According to The Daily Wire’s most socially conservative host, the responsible agencies are filled with hires based not on qualifications or competence or conscientiousness, but based on their color. 

He highlights, specifically, two individuals in the current muck: one, DC Water CEO David L. Gadis, partly responsible for the Flint, Michigan, water crisis, and the other, the current head of DC Water Board of Directors, Dr. Unique N. Morris-Hughes, a doctor in philosophy. Walsh regales us with her inanities and her over-spending on departmental entertainment junkets. 

While there may be a detectable odor to Walsh’s relentless critique of hiring blacks, specifically, under DEI, the odor from the Potomac, right now, is much less metaphorical.

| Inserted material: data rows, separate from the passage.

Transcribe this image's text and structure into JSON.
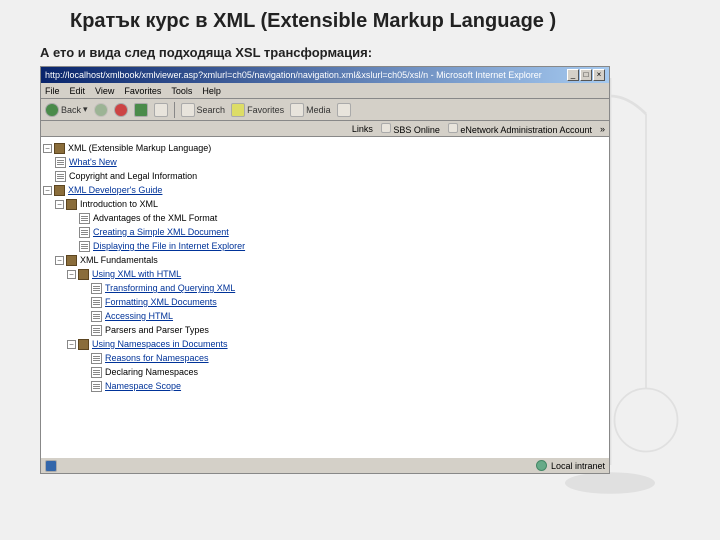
{
  "slide": {
    "title": "Кратък курс в XML (Extensible Markup Language )",
    "subtitle": "А ето и вида след подходяща XSL трансформация:"
  },
  "browser": {
    "titlebar": "http://localhost/xmlbook/xmlviewer.asp?xmlurl=ch05/navigation/navigation.xml&xslurl=ch05/xsl/n - Microsoft Internet Explorer",
    "menu": [
      "File",
      "Edit",
      "View",
      "Favorites",
      "Tools",
      "Help"
    ],
    "toolbar": {
      "back": "Back",
      "search": "Search",
      "favorites": "Favorites",
      "media": "Media"
    },
    "links": {
      "label": "Links",
      "item1": "SBS Online",
      "item2": "eNetwork Administration Account"
    },
    "statusbar": {
      "zone": "Local intranet"
    }
  },
  "tree": {
    "root": "XML (Extensible Markup Language)",
    "n1": "What's New",
    "n2": "Copyright and Legal Information",
    "n3": "XML Developer's Guide",
    "n3_1": "Introduction to XML",
    "n3_1_1": "Advantages of the XML Format",
    "n3_1_2": "Creating a Simple XML Document",
    "n3_1_3": "Displaying the File in Internet Explorer",
    "n3_2": "XML Fundamentals",
    "n3_2_1": "Using XML with HTML",
    "n3_2_1_1": "Transforming and Querying XML",
    "n3_2_1_2": "Formatting XML Documents",
    "n3_2_1_3": "Accessing HTML",
    "n3_2_1_4": "Parsers and Parser Types",
    "n3_2_2": "Using Namespaces in Documents",
    "n3_2_2_1": "Reasons for Namespaces",
    "n3_2_2_2": "Declaring Namespaces",
    "n3_2_2_3": "Namespace Scope"
  }
}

In between retches, ask the question: Why would there be a general incompetence rising in public utilities now? 

Is it race as such? Of course not. 

Is it DEI putting race over competence? Maybe in part. 

But the general trend for a long time has been to put more and more domains of everyday life under direct government control. There’s a principle lost on the Mamdanis of this world: the more tasks set for government to govern, the less capable it becomes to manage even its core tasks. And, as that capacity declines, so goes even the will to bother trying.

Besides, if there is any apter metaphor for Washington, DC, than hundreds of millions of gallons of untreated sewage sloshing into the Potomac . . . I can’t think of it.

This is Common Sense. I’m Paul Jacob.